Podporucznik spojrzał pytająco na pułkownika. Ten dał znak, że pragnie postawić dziennikarzowi kilka pytań.
– Pan jest autorem książek kryminalnych?
– Tak.
– Ostatnia „Zbrodnia w Powszechnym Domu Towarowym?”
– Widzę, że pan pułkownik interesuje się moją twórczością. Bardzo mnie to cieszy.
– O ile się nie mylę, treść książki jest następująca: W jednej z kabin Powszechnego Domu Towarowego znajdują trupa. Zamordowany ma rozbitą głowę. Ścianka odgradzająca jedną kabinę do przymierzania ubrań od drugiej, jej podobnej, jest rozpruta. W tej drugiej kabinie milicja znajduje odważnik, który był narzędziem zbrodni i porzuconą teczkę z wyłamanym zamkiem. Tę teczkę, zawierającą ważne dokumenty, miał przy sobie zamordowany, gdy wchodził do kabiny, aby przymierzyć tam kupowane ubranie. Wobec takich poszlak milicja ściga osobę, która korzystała z sąsiedniej kabiny i pozostawiła w niej odważnik. Tymczasem okazało się, że mordercą był osobnik nieustannie będący w polu widzenia wszystkich świadków. Twierdzili oni, że ani na moment nie stracili go z oczu. On jednak zdążył wejść do kabiny, zamordować swoją ofiarę i zrobić wyłom do sąsiedniego pomieszczenia. Pragnąc skierować śledztwo na fałszywe tory tam właśnie podrzucił teczkę i odważnik. Sam natomiast wyszedł spokojnie drzwiami kabiny. On też pierwszy zauważył trupa i wszczął alarm. Nikt go nie podejrzewał. Wszyscy stwierdzali jego alibi.
– Przynosi mi niebywały zaszczyt, że wyżsi oficerowie milicji tak dokładnie czytają moje książki, że mogą je później nawet streszczać.
– Nie o to chodzi, redaktorze. Odwróćmy sytuację. Przenieśmy akcję z wielkiego domu towarowego do średniej wielkości pensjonatu. Zamiast kabiny – pokój. Odważnik zastąpmy młotkiem. Niepotrzebne nam są ważne dokumenty w teczce. Wystarczą brylanty. Pański zbrodniarz męczył się dla rozprucia ścianki między obu kabinami. Zbicie szyby i przystawienie drabiny jest o wiele łatwiejsze. Któż odegrałby lepiej rolę przestępcy, jak nie autor książki? Autor, który ten plan dokładnie przemyślał, a następnie szczegółowo opisał.
Burski żachnął się.
– Podejrzewanie mnie o zbrodnię jest nonsensem.

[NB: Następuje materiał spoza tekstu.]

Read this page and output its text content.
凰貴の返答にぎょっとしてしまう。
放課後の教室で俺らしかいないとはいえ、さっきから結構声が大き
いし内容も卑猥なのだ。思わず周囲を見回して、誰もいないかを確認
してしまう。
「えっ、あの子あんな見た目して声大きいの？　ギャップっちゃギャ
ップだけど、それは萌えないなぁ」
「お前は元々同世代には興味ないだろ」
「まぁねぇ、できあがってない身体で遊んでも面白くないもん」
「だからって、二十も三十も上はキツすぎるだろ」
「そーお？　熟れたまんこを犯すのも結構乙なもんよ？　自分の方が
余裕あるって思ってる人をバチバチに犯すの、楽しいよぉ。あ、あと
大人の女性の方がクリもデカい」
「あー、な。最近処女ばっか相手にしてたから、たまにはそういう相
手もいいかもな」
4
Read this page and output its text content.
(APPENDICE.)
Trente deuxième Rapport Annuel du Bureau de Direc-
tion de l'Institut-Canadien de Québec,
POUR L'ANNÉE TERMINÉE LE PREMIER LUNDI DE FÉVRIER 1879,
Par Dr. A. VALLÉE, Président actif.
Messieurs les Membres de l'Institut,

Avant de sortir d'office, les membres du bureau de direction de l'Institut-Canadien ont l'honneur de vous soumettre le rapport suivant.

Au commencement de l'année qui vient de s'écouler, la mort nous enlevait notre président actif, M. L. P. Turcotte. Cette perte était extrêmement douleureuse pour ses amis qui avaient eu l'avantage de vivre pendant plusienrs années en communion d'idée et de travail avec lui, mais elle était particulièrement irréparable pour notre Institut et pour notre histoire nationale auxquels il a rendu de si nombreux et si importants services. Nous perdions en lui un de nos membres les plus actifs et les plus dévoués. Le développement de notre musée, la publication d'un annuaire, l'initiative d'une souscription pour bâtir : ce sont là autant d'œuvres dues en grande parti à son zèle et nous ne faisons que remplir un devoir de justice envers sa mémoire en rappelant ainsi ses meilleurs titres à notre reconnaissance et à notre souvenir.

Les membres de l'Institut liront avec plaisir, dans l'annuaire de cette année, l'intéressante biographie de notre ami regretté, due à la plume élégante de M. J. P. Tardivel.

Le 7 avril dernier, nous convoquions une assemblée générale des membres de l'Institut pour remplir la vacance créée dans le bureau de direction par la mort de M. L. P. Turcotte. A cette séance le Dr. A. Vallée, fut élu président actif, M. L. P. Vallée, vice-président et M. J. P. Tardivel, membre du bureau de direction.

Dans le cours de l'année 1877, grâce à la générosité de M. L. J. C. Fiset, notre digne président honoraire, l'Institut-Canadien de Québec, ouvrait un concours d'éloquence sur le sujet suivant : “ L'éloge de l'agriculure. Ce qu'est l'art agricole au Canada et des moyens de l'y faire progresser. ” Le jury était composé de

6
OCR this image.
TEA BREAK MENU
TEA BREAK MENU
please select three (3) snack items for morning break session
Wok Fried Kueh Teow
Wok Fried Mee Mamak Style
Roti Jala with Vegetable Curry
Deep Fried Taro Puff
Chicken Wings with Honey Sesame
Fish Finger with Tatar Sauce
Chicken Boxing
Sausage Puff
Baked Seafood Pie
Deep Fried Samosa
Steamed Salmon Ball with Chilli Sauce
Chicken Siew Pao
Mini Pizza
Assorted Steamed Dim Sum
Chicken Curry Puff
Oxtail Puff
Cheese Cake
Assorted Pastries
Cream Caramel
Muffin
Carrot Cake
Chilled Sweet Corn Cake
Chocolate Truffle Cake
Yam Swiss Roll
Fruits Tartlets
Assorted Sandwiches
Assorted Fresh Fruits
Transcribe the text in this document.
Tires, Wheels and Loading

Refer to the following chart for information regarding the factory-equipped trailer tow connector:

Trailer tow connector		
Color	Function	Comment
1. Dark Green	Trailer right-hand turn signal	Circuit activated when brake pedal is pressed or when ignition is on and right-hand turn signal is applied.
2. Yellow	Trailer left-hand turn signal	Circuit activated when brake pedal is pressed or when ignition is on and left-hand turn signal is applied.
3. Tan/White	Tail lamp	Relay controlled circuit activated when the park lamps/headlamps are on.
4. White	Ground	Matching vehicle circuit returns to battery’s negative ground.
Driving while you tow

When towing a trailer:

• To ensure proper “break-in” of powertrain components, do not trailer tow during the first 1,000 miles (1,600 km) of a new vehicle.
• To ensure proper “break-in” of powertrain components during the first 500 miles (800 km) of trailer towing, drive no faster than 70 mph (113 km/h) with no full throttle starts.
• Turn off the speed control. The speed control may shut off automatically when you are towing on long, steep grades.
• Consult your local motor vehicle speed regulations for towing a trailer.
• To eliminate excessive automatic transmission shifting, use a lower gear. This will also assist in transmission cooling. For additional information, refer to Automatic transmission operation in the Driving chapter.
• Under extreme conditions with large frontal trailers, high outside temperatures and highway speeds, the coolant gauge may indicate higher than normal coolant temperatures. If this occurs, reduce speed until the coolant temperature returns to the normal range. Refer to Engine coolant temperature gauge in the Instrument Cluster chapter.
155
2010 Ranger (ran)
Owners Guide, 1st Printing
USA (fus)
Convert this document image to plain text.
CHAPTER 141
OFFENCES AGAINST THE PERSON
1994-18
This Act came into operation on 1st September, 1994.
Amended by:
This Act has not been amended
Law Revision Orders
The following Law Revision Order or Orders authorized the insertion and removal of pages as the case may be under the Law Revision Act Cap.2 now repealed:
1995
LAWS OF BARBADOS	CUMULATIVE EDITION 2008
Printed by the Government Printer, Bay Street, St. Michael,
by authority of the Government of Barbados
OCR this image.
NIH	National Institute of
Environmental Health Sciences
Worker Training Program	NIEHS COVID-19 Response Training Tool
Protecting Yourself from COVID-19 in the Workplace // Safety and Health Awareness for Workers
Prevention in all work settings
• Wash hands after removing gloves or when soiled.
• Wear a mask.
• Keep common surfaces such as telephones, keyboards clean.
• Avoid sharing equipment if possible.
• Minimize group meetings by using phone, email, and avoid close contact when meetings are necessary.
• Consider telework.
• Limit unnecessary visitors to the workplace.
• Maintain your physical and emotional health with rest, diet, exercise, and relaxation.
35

Co z tego, że sprawa jest nieco zbieżna z treścią napisanej przeze mnie książki? Podobną zbieżność gotów jestem wykazać przy wielu przestępstwach, opisywanych przez autorów sensacyjnych powieści wydawanych zarówno w kraju, jak za granicą. Autor piszący książkę w jakiś sposób transponuje pewne dawne wydarzenia, które rzeczywiście zdarzyły się.
– A jednak to podobieństwo jest uderzające.
– Nie. Jest pewien istotny szczegół, który różni obydwie sprawy. Zobowiązuję się przyznać nawet do zbrodni, jeżeli pan zdoła mi udowodnić, że to ja przystawiłem drabinę do balkonu. W pańskim rozumowaniu wszystko gra. Rzeczywiście, miałem okazję wejść niepostrzeżenie do pokoju jubilera. Przyniesienie z dołu młotka nie przedstawiało trudności. Stłuczona szyba i wyrzucona na trawnik kasetka, to stworzenie pozornego tropu dla wprowadzenia milicji w błąd. Ale skąd drabina? Po „Carltonie” mogłem się poruszać bez zwrócenia czyjejkolwiek uwagi. Ale gdybym wychodził na dwór choć na chwilę, musiałby to ktoś zauważyć, choćby portier lub pokojówka. Kochana drabinka – dodał dziennikarz – ratuje moją głowę. Poza tym jeszcze kwestia biżuterii. Poruszałem się na trasie mój pokój – salon. Przypuszczam, że cała ta droga została dokładnie zrewidowana. W różnych zakamarkach „Carltonu” można wprawdzie znacznie większą rzecz niż kilka świecidełek tak schować, że nikt ich nie znajdzie, ale na to trzeba mieć trochę czasu. Jeżeli założymy teoretycznie, że to ja popełniłem zbrodnię, to w ciągu tych kilku minut, jakimi dysponowałem, nie mógłbym poruszać się tak swobodnie, bo pensjonariusze zaczynali zbierać się w salonie na „Kobrę” i nie zdążyłbym zająć się ani drabiną, ani biżuterią.